The three reactors are just 15 miles from the county line, to the northwest. This means in the colder months, prevailing winds blow from the northwest, directly toward Cum­berland.

Nuclear reactors generate electricity, but also create huge amounts of radioactive chemicals in the pro­cess. Their gases and particles are not found in nature, but only produced in nuclear weapons and reactors. The toxic mix includes Strontium-90, Iodine-131, and Cesium-137. Each causes cancer and is most harmful to the fetus, infant, and child.

These chemicals must be constantly cooled within the reactor core and in deep pools of water.

If cooling water is lost, from mechanical failure or terrorist attack, a meltdown would follow. Large amounts of radiation, equal to hundreds of Hiroshima bombs, would escape into the air. Safe evacuation of local residents would be impossible, and many thousands would be stricken by radiation poisoning and cancer.

A meltdown is not im­possible. The Three Mile Is­land reactor in Pennsylvania experienced a partial meltdown in 1979, and the Chernobyl reactor in the former Soviet Union was rocked by a full meltdown in 1986.
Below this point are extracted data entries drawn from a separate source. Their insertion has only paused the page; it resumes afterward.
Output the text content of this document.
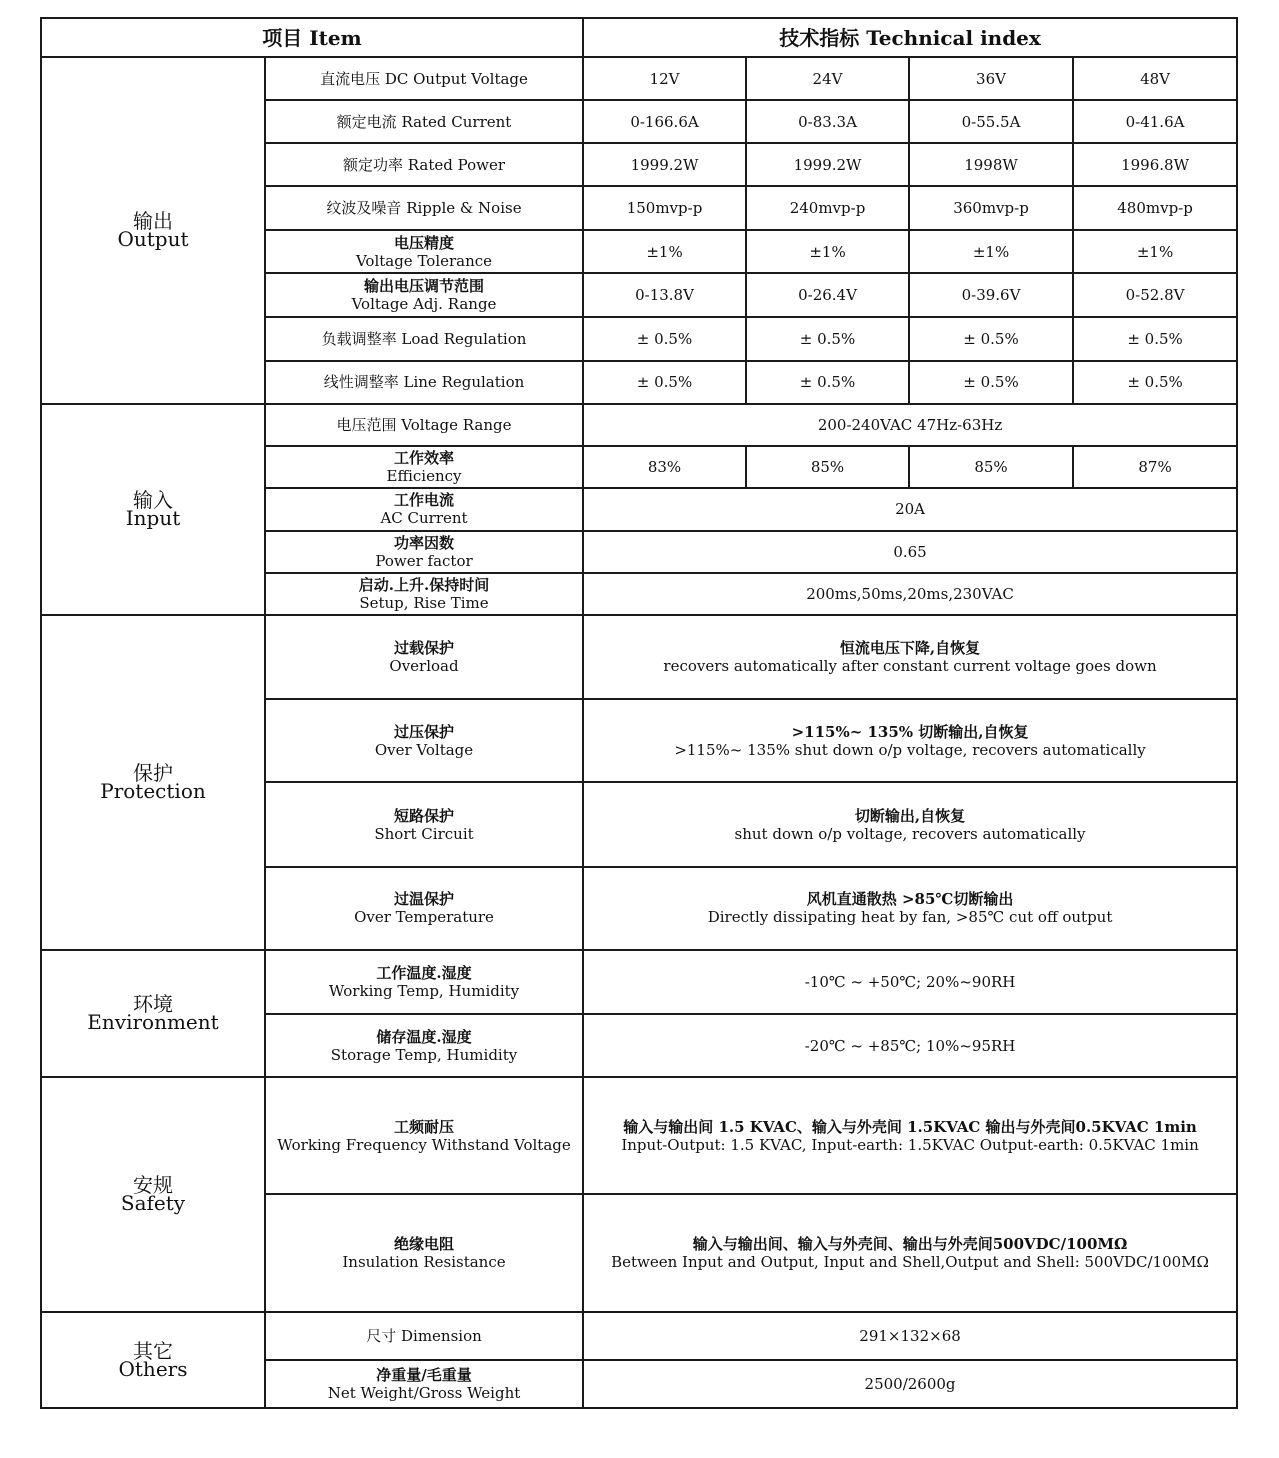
项目 Item		技术指标 Technical index			

输出
Output	直流电压 DC Output Voltage	12V	24V	36V	48V
	额定电流 Rated Current	0-166.6A	0-83.3A	0-55.5A	0-41.6A
	额定功率 Rated Power	1999.2W	1999.2W	1998W	1996.8W
	纹波及噪音 Ripple & Noise	150mvp-p	240mvp-p	360mvp-p	480mvp-p

	电压精度
Voltage Tolerance	±1%	±1%	±1%	±1%

	输出电压调节范围
Voltage Adj. Range	0-13.8V	0-26.4V	0-39.6V	0-52.8V
	负载调整率 Load Regulation	± 0.5%	± 0.5%	± 0.5%	± 0.5%
	线性调整率 Line Regulation	± 0.5%	± 0.5%	± 0.5%	± 0.5%

输入
Input	电压范围 Voltage Range	200-240VAC 47Hz-63Hz			

	工作效率
Efficiency	83%	85%	85%	87%

	工作电流
AC Current	20A			

	功率因数
Power factor	0.65			

	启动.上升.保持时间
Setup, Rise Time	200ms,50ms,20ms,230VAC			

保护
Protection	过载保护
Overload	恒流电压下降,自恢复
recovers automatically after constant current voltage goes down			

	过压保护
Over Voltage	>115%~ 135% 切断输出,自恢复
>115%~ 135% shut down o/p voltage, recovers automatically			

	短路保护
Short Circuit	切断输出,自恢复
shut down o/p voltage, recovers automatically			

	过温保护
Over Temperature	风机直通散热 >85℃切断输出
Directly dissipating heat by fan, >85℃ cut off output			

环境
Environment	工作温度.湿度
Working Temp, Humidity	-10℃ ~ +50℃; 20%~90RH			

	储存温度.湿度
Storage Temp, Humidity	-20℃ ~ +85℃; 10%~95RH			

安规
Safety	工频耐压
Working Frequency Withstand Voltage	输入与输出间 1.5 KVAC、输入与外壳间 1.5KVAC 输出与外壳间0.5KVAC 1min
Input-Output: 1.5 KVAC, Input-earth: 1.5KVAC Output-earth: 0.5KVAC 1min			

	绝缘电阻
Insulation Resistance	输入与输出间、输入与外壳间、输出与外壳间500VDC/100MΩ
Between Input and Output, Input and Shell,Output and Shell: 500VDC/100MΩ			

其它
Others	尺寸 Dimension	291×132×68			

	净重量/毛重量
Net Weight/Gross Weight	2500/2600g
A recent report identified three "near miss" accident situations at the Salem/Hope Creek plant.

Keeping an aging plant with corroding parts, in an age where potential terrorist attacks are all too real, increases the chance of a meltdown.
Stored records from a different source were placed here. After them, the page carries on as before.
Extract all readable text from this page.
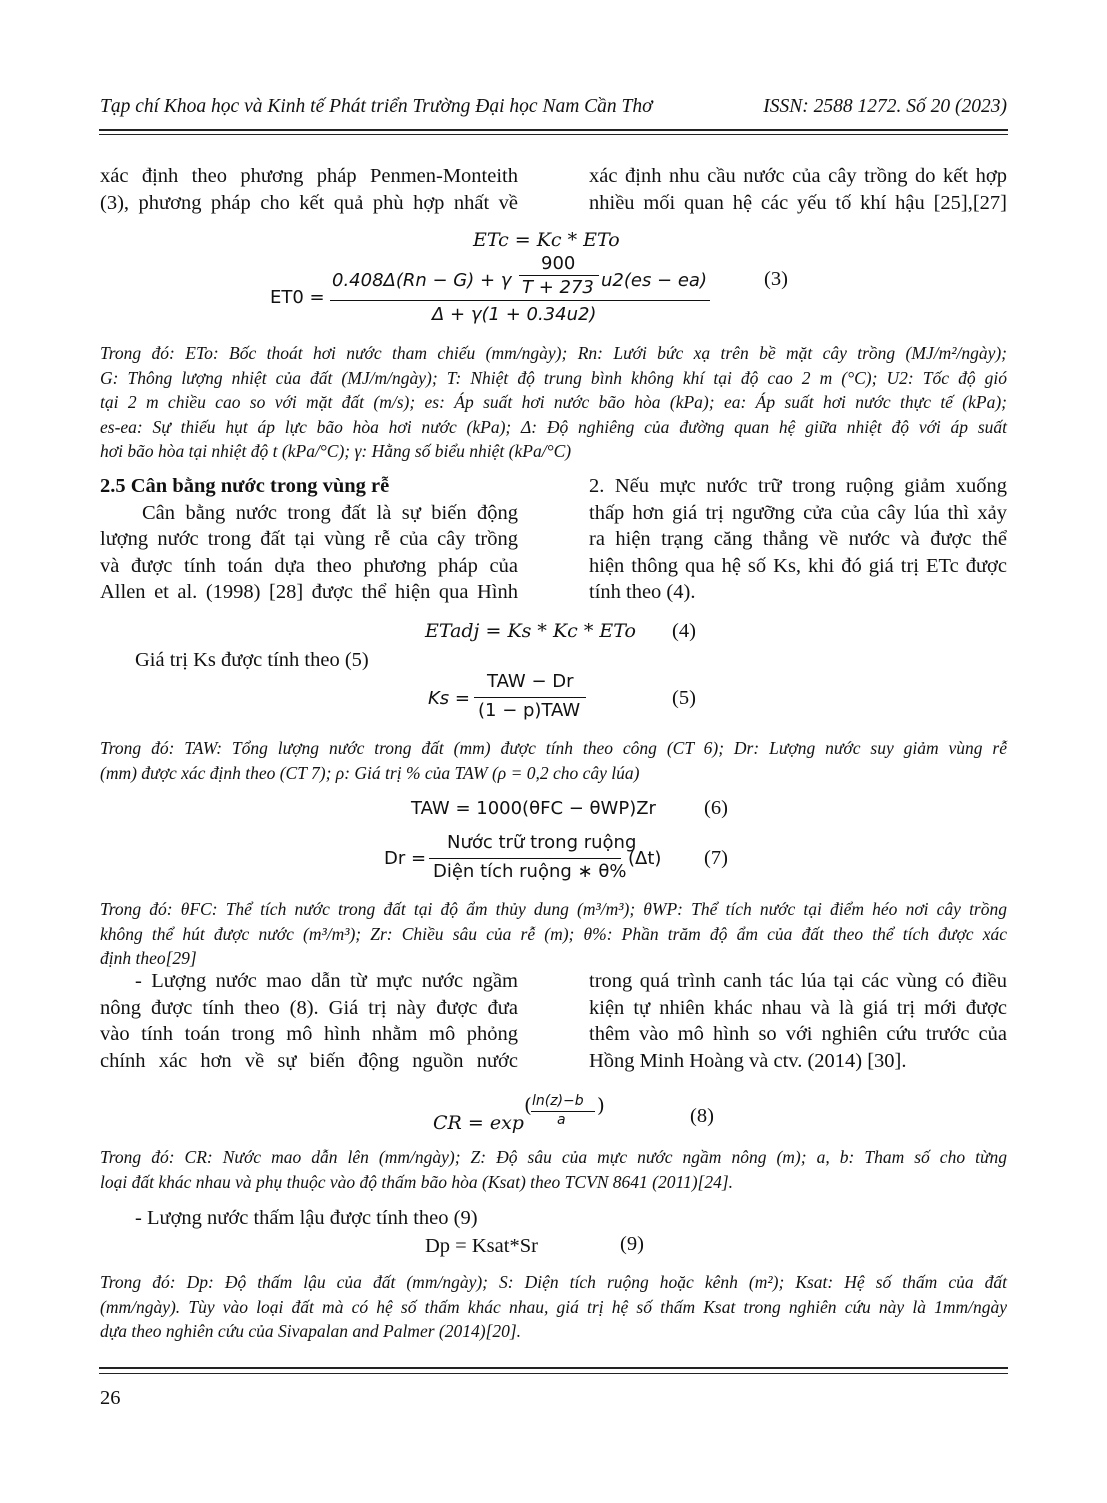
Tạp chí Khoa học và Kinh tế Phát triển Trường Đại học Nam Cần Thơ	ISSN: 2588 1272. Số 20 (2023)
xác định theo phương pháp Penmen-Monteith
(3), phương pháp cho kết quả phù hợp nhất về
xác định nhu cầu nước của cây trồng do kết hợp
nhiều mối quan hệ các yếu tố khí hậu [25],[27]
ETc = Kc * ETo
ET0 =
0.408Δ(Rn − G) + γ
900
T + 273 u2(es − ea)
Δ + γ(1 + 0.34u2)
(3)
Trong đó: ETo: Bốc thoát hơi nước tham chiếu (mm/ngày); Rn: Lưới bức xạ trên bề mặt cây trồng (MJ/m²/ngày);
G: Thông lượng nhiệt của đất (MJ/m/ngày); T: Nhiệt độ trung bình không khí tại độ cao 2 m (°C); U2: Tốc độ gió
tại 2 m chiều cao so với mặt đất (m/s); es: Áp suất hơi nước bão hòa (kPa); ea: Áp suất hơi nước thực tế (kPa);
es-ea: Sự thiếu hụt áp lực bão hòa hơi nước (kPa); Δ: Độ nghiêng của đường quan hệ giữa nhiệt độ với áp suất
hơi bão hòa tại nhiệt độ t (kPa/°C); γ: Hằng số biểu nhiệt (kPa/°C)
2.5 Cân bằng nước trong vùng rễ
Cân bằng nước trong đất là sự biến động
lượng nước trong đất tại vùng rễ của cây trồng
và được tính toán dựa theo phương pháp của
Allen et al. (1998) [28] được thể hiện qua Hình
2. Nếu mực nước trữ trong ruộng giảm xuống
thấp hơn giá trị ngưỡng cửa của cây lúa thì xảy
ra hiện trạng căng thẳng về nước và được thể
hiện thông qua hệ số Ks, khi đó giá trị ETc được
tính theo (4).
ETadj = Ks * Kc * ETo (4)
Giá trị Ks được tính theo (5)
Ks =
TAW − Dr
(1 − p)TAW
(5)
Trong đó: TAW: Tổng lượng nước trong đất (mm) được tính theo công (CT 6); Dr: Lượng nước suy giảm vùng rễ
(mm) được xác định theo (CT 7); ρ: Giá trị % của TAW (ρ = 0,2 cho cây lúa)
TAW = 1000(θFC − θWP)Zr (6)
Dr =
Nước trữ trong ruộng
Diện tích ruộng ∗ θ%
(Δt) (7)
Trong đó: θFC: Thể tích nước trong đất tại độ ẩm thủy dung (m³/m³); θWP: Thể tích nước tại điểm héo nơi cây trồng
không thể hút được nước (m³/m³); Zr: Chiều sâu của rễ (m); θ%: Phần trăm độ ẩm của đất theo thể tích được xác
định theo[29]
- Lượng nước mao dẫn từ mực nước ngầm
nông được tính theo (8). Giá trị này được đưa
vào tính toán trong mô hình nhằm mô phỏng
chính xác hơn về sự biến động nguồn nước
trong quá trình canh tác lúa tại các vùng có điều
kiện tự nhiên khác nhau và là giá trị mới được
thêm vào mô hình so với nghiên cứu trước của
Hồng Minh Hoàng và ctv. (2014) [30].
CR = exp
( ln(z)−b
a
)	(8)
Trong đó: CR: Nước mao dẫn lên (mm/ngày); Z: Độ sâu của mực nước ngầm nông (m); a, b: Tham số cho từng
loại đất khác nhau và phụ thuộc vào độ thấm bão hòa (Ksat) theo TCVN 8641 (2011)[24].
- Lượng nước thấm lậu được tính theo (9)
Dp = Ksat*Sr	(9)
Trong đó: Dp: Độ thấm lậu của đất (mm/ngày); S: Diện tích ruộng hoặc kênh (m²); Ksat: Hệ số thấm của đất
(mm/ngày). Tùy vào loại đất mà có hệ số thấm khác nhau, giá trị hệ số thấm Ksat trong nghiên cứu này là 1mm/ngày
dựa theo nghiên cứu của Sivapalan and Palmer (2014)[20].
26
But a meltdown may not be necessary for the Salem/Hope Creek reactors to cause harm to its neighbors.

All nuclear reactors must routinely release some of its radioactivity into the air and water. Official records show that airborne releases of radioactive iodine from the Salem/Hope Creek are among the highest of any U.S. nuclear plant. This fact raises the question whether these emissions have moved into the Cumberland County environment and were breathed, eaten, and drunk by its residents.

A quick check of official health Cumberland County statistics indicates there are problems. In the most recent period available (2000-2006), Cumberland has the highest rate of any of the 21 New Jersey counties for:

  • death rate for infants (56 percent above the U.S. rate)
  • premature birth rate (35 percent above the U.S. rate)
  • death rate for all ages (20 percent above the U.S. rate)
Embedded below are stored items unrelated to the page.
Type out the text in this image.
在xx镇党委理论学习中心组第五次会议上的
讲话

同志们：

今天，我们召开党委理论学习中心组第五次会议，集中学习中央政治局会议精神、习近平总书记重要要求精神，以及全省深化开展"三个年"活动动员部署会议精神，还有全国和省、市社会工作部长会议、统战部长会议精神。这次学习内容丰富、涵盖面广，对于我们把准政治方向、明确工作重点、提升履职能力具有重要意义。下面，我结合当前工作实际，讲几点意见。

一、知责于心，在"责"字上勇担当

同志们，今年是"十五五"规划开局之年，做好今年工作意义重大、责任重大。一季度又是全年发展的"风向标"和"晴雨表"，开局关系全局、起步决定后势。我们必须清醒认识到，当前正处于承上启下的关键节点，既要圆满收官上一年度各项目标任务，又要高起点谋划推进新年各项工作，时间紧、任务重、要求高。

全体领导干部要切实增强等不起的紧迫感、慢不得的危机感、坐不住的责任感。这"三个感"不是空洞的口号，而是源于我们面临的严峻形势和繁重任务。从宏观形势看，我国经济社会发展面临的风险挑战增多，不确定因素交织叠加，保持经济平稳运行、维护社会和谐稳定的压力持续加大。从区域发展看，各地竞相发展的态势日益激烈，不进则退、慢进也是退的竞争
There are many potential reasons that can explain high rates of death and disease. Cumberland County has a high proportion of poor people, who are limited in their access to needed health services. But we can't assume that poverty is the only reason why so many are dying. Health officials should examine the role of other potential causes-including radioactive emissions from the Salem/Hope Creek nuclear plant.

Until these serious health questions are answered, it would be premature to extend the Salem/Hope Creek licenses for 20 more years.

Safe, renewable sources of energy such as solar and wind power becoming more available, and expanding these sources should be examined as a means of protecting public health.

Joseph J. Mangano, who holds master's degrees in public health and business administration, is executive director of the Radiation and Public Health Project, a research & education organization based in New York. He lives in Ocean City.